Gibt es so denn überhaupt so etwas wie ‚Deutsches Design‘?

Um diese Frage zu beantworten lohnt sich ein Blick in die Geschichte.

Alle deutschsprachigen Regionen blicken auf jahrhundertealte Handwerkstraditionen zurück, in denen teils hochspezialisiertes Fachwissen von Meistern auf den Nachwuchs weitergegeben wurde. Materialwahl, Werkzeuge und Bearbeitungsmethoden bestimmten bei dieser Produktionsweise zusammen mit handwerklichem Können, lokalen Traditionen und dem Sinn für die schöne Form das ‚Design‘ der Produkte.

Mit Beginn der Industrialisierung zogen die schnell wachsenden Städte die Landbevölkerung in Massen an.
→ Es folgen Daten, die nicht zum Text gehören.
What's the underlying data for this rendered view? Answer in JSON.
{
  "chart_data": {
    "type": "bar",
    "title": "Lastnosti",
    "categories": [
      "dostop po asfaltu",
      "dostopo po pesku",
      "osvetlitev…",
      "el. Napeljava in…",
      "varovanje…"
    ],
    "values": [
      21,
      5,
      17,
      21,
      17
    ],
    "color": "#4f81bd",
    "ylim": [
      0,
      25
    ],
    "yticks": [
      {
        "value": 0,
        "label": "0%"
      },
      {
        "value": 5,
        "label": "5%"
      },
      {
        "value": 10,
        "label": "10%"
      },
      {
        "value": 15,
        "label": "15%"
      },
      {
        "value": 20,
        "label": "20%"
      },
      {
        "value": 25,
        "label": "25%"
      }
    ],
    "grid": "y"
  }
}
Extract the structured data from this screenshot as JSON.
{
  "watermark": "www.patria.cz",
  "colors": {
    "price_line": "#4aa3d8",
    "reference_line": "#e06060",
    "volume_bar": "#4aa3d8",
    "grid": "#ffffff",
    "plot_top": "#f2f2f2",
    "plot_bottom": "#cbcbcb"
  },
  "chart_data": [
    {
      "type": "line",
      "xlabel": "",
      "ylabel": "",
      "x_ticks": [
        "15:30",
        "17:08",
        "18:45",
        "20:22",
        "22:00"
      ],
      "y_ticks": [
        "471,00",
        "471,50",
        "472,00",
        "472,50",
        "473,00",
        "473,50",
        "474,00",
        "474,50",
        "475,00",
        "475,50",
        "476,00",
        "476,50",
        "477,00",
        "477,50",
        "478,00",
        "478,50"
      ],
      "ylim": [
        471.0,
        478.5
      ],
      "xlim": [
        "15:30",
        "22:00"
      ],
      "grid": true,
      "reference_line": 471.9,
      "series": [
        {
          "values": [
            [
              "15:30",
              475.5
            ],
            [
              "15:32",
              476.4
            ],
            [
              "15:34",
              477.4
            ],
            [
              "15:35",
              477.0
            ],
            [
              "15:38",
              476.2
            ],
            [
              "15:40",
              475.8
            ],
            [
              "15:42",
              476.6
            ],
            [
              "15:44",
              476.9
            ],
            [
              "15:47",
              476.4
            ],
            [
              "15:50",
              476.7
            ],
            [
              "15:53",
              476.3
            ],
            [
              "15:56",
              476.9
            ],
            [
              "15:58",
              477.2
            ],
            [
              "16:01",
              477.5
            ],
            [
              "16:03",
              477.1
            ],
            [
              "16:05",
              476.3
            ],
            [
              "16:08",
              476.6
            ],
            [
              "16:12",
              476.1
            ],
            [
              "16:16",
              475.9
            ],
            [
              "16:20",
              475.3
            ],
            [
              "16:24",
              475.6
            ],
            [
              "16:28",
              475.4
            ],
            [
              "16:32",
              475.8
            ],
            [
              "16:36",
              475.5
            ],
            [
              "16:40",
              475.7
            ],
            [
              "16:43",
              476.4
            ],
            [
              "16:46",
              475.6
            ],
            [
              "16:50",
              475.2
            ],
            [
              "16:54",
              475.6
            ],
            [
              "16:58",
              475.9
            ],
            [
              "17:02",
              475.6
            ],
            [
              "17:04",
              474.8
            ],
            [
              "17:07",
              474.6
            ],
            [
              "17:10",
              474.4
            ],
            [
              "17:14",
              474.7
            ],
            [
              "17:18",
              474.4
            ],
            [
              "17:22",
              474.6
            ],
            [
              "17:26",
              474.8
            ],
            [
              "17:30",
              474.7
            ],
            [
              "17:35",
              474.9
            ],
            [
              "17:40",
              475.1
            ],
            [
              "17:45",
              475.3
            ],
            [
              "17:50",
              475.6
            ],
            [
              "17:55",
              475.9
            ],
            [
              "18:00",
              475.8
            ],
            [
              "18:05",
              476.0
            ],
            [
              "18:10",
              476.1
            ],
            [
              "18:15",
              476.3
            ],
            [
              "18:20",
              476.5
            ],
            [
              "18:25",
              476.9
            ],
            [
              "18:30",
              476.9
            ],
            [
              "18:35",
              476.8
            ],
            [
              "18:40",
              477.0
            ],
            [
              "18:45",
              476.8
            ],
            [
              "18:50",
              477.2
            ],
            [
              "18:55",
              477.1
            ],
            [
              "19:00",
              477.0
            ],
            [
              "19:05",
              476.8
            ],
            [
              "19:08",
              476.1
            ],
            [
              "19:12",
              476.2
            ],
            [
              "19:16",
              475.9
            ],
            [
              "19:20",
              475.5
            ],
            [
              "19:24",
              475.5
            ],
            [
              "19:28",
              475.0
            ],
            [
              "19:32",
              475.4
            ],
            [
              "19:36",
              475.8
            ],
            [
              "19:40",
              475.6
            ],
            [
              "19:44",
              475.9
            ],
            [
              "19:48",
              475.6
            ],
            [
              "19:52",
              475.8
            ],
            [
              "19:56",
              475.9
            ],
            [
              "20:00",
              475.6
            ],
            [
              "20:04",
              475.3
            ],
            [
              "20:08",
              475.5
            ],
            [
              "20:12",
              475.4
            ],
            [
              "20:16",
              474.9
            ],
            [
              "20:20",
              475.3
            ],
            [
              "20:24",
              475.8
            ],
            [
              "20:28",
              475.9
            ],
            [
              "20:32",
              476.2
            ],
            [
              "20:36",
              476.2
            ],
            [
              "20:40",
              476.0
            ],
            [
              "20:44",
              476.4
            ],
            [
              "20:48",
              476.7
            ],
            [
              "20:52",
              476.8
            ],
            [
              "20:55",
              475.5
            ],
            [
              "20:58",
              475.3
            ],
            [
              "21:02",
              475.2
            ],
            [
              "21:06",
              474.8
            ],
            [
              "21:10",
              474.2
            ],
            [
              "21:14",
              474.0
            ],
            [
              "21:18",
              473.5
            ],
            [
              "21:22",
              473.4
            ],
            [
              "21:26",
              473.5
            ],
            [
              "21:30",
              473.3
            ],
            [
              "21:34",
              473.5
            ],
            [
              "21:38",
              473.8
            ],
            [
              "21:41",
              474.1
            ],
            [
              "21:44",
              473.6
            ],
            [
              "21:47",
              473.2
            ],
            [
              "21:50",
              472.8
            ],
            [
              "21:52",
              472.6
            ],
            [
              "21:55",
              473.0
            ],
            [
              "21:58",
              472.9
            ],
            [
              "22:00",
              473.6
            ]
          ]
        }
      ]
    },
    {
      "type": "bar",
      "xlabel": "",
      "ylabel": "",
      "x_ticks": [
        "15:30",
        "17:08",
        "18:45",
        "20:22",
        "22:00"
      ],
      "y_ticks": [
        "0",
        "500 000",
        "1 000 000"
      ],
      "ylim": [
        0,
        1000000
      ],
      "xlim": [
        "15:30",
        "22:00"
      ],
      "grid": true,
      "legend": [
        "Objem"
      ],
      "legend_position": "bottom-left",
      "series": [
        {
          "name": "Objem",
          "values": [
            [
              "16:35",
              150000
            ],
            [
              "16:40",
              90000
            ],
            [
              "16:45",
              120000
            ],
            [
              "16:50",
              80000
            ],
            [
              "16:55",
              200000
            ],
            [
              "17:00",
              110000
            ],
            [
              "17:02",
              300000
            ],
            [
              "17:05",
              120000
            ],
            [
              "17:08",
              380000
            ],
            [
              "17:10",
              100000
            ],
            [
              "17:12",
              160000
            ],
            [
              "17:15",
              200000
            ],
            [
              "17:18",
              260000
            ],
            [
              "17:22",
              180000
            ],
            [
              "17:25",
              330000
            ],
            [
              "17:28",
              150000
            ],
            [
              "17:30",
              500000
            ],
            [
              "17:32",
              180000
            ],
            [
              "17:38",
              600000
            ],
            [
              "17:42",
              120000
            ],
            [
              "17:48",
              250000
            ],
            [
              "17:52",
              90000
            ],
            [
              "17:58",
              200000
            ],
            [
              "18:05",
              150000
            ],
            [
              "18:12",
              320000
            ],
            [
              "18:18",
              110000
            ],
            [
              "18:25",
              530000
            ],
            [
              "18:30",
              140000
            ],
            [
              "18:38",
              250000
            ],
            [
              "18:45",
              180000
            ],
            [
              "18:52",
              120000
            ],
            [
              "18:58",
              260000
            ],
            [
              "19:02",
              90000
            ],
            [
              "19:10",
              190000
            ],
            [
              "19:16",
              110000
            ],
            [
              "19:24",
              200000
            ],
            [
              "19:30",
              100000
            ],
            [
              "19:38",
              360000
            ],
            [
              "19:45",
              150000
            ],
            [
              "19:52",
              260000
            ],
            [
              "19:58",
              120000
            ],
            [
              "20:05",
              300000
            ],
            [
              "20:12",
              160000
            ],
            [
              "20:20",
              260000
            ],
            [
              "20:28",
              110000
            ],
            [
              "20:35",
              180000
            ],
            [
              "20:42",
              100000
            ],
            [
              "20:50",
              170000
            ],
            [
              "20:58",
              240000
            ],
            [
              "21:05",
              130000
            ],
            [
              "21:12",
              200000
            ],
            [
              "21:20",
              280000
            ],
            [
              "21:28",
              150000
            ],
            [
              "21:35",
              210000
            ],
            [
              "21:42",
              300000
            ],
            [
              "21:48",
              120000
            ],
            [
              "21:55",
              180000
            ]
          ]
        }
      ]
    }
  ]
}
Weil die aufgrund der Erbteilung zu klein gewordenen landwirtschaftlichen Parzellen die kinderreichen Familien nicht mehr ernähren konnten, suchten junge Menschen Arbeit in den Städten. Die Bedürfnisse dieser schnell wachsenden Stadtbevölkerung ließen sich mit den üblichen handwerklichen Techniken nicht mehr befriedigen. Gleichzeitig entstand ein Bürgertum das seinen neu erworbenen Wohlstand zeigen wollte.

So entwickelte sich ein industrialisiertes Kunsthandwerk, das der Schönheit der Produkte einen höheren Stellenwert einräumte und diese seriell – aber anders als in den schon seit 200 Jahren bestehenden Manufakturen – unter stärkerem Einsatz von Maschinen produzierte. Aufgrund dieser Mechanisierung wurden die so entstandenen Produkte auch für weniger betuchte Konsumenten erschwinglich. Sie standen in den Schaufenstern und im 19. Jahrhundert aufkommenden Versandkatalogen in ästhetischer Konkurrenz und nur die attraktivsten wurden zu Verkaufsschlagern. Die kunstgewerblichen Fertigkeiten und ästhetischen Kenntnisse für diese moderne Produktionsweise wurden in Deutschland ab Ende des 19. Jahrhunderts in speziellen Kunstgewerbeschulen vermittelt.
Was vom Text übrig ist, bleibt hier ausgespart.